Au bout d’un instant, les hommes en habit noir, les femmes en dominos de toutes les nuances, avec des loups sur le visage, gravissaient un escalier à rampe sculptée. Arrivés dans un premier salon, ceux-ci se dirigeaient, pour le saluer ou lui serrer la main, vers un personnage de quarante-cinq à cinquante ans, grand, mince, distingué, portant toute sa barbe, une barbe blonde très-connue dans le monde parisien. Celles-là, pendant ce temps, rejoignaient un jeune homme qui se tenait à l’entrée du salon, échangeaient un signe avec lui, murmuraient un nom, soulevaient un bout de masque, et s’étant fait ainsi reconnaître, se faufilaient dans une grande galerie, toute tapissée de toiles précieuses et déjà pleine des amis de la maison.

On aurait pu se croire au foyer de l’Opéra une nuit de bal, mais à l’Opéra d’autrefois, celui dont nos pères gardent le souvenir, à l’époque où l’on savait encore causer. rire et s’amuser sans turbulence ni scandale, où l'intrigue florissait, où les femmes du monde n’étaient pas exposées à entendre des propos obscènes et à être victimes de cyniques brutalités, où la cohue n’avait pas remplacé la foule, où l’esprit n’avait pas encore fait place à l’engueulement, triste expression, hélas ! consacrée.

Aux côtés du maître de la maison, un esprit fin et délicat, trop délicat peut-être pour notre temps, un veritable gentilhomme de lettres, qui porte, en littérature, la peine de sa distinction native, de son culte pour le dix-huitième siècle, un portrait de la Tour, égaré parmi les toiles de notre époque réaliste, se pressaient plusieurs sommités politiques, mondaines et artistiques.

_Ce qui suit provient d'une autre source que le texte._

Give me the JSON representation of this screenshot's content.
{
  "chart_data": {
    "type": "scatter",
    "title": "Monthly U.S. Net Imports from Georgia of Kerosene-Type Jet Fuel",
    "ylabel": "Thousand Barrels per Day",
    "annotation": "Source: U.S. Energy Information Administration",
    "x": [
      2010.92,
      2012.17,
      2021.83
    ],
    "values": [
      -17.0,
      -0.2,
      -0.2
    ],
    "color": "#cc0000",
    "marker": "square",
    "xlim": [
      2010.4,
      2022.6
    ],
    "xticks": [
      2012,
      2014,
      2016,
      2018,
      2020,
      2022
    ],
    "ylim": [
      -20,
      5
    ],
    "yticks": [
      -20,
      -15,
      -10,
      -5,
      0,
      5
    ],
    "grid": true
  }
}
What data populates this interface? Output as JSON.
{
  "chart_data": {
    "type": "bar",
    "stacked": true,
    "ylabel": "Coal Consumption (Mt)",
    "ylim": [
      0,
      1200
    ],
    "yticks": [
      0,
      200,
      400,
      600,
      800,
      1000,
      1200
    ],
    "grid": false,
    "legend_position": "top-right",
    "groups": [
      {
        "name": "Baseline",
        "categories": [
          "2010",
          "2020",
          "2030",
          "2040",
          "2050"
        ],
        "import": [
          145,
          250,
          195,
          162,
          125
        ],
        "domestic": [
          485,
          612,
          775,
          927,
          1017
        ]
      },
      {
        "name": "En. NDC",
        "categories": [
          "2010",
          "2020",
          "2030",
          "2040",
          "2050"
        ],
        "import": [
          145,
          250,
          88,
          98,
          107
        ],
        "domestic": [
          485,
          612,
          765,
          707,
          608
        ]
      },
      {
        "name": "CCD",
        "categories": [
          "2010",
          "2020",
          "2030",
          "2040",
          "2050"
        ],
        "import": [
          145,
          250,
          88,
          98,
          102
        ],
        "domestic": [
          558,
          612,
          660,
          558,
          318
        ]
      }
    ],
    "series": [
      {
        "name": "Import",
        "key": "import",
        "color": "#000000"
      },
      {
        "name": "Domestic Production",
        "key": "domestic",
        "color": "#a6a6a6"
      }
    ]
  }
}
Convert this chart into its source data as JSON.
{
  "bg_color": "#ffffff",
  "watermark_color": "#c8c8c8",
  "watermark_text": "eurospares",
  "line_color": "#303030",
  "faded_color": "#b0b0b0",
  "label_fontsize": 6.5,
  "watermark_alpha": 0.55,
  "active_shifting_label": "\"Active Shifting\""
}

Les femmes étaient en minorité dans cette réunion, et il eût été difficile de dire à quelle classe de la société elles appartenaient.

Peut-être tous les mondes parisiens avaient-ils envoyé là leurs plus séduisantes ambassadrices : si le nom de quelque honnête femme mariée, de quelque grande dame, se murmurait à l’oreille, il arrivait aussi qu’une demi mondaine à la mode ou une actrice en vogue trahissait son incognito. Au bout de la galerie, à droite, assises devant une table élégamment servie, on se montrait trois femmes de théâtre, célèbres par leur beauté.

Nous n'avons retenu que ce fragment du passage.